Al Gore (Fabrice Coffrini / Getty)
Fabrice Coffrini / Getty

Al Gore told attendees at the Global Climate Action Summit in San Francisco on Friday night that Hurricane Florence hitting the U.S. and Typhoon Mangkhut hitting Southeast Asia are like Biblical events.

Former Vice President Al Gore is known for making extreme claims about extreme climate change. He famously claimed last year in an interview with Business Insider: “It took me a bit to realize how big the changes have been in the last decade. Number one, the climate-related extreme-weather events are way more frequent now and way more destructive. We have had 11 once-in-a-thousand-year events in the US just in the last seven years.”

But Gore seemed to take his warnings to another level when he thundered to 4,000 screaming fans in San Francisco at the Global Climate Action Summit: “Every night on the television news is like a nature hike through the Book of Revelation and we’ve got to connect the dots between the cause and the effect,” according to Bay Area public radio station KQED.

Gore warned that thousands of high-temperature records have been broken this year and that increased heat going into the oceans traps the equivalent the heat of “400,000 Hiroshima A-bombs going off every single day.”

Gore blamed Trump for being the only leader out of 195 nations to disavow the Paris Climate Accords. He gave the crowd hope that a new American president elected in 2020 could just give 30 days-notice and rejoin the Paris agreement to “meet our obligations that history is demanding of us. Gore emphasized that such “political will is itself a renewable resource.”

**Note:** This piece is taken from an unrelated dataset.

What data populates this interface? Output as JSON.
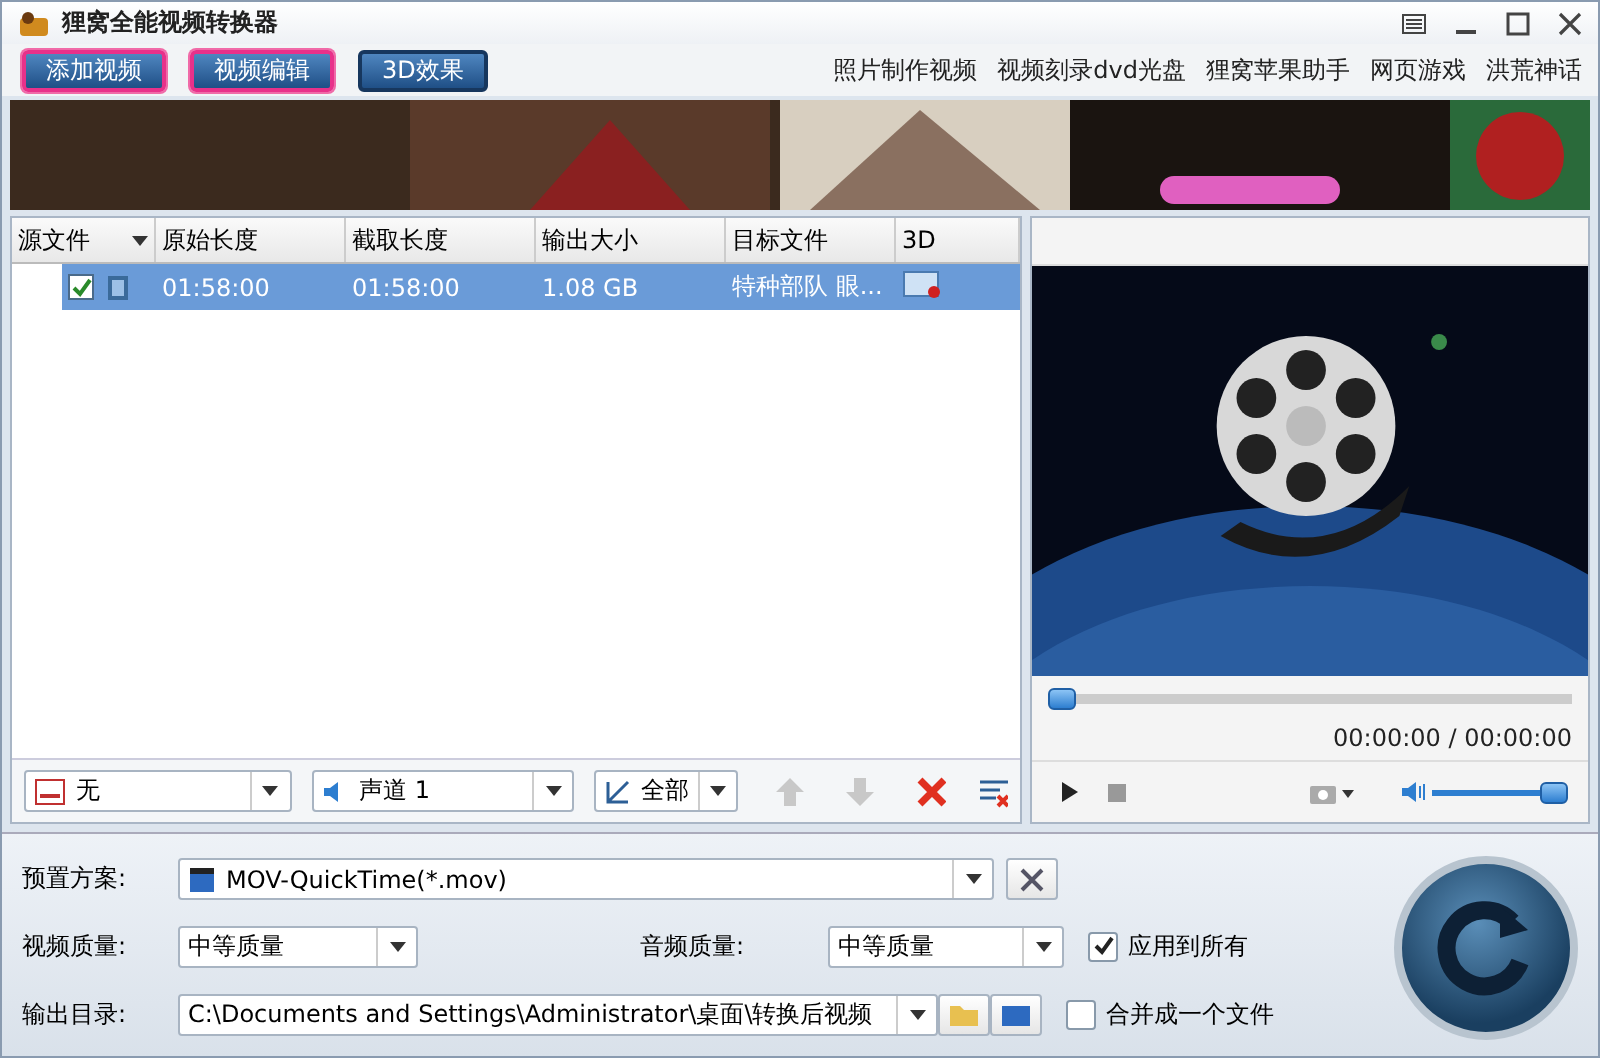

Hurricane Florence made landfall on Friday evening as a Category 1 storm that dropped up to 30 inches of rainfall and has been associated with at least 12 deaths, according to CBS News.

Although Florence is a highly destructive, no hurricane in the last 7 years has made the list for the worst based on the combination of wind speed, cost, deaths, intensity, and width of the largest hurricanes in U.S. history, according to Geology.com.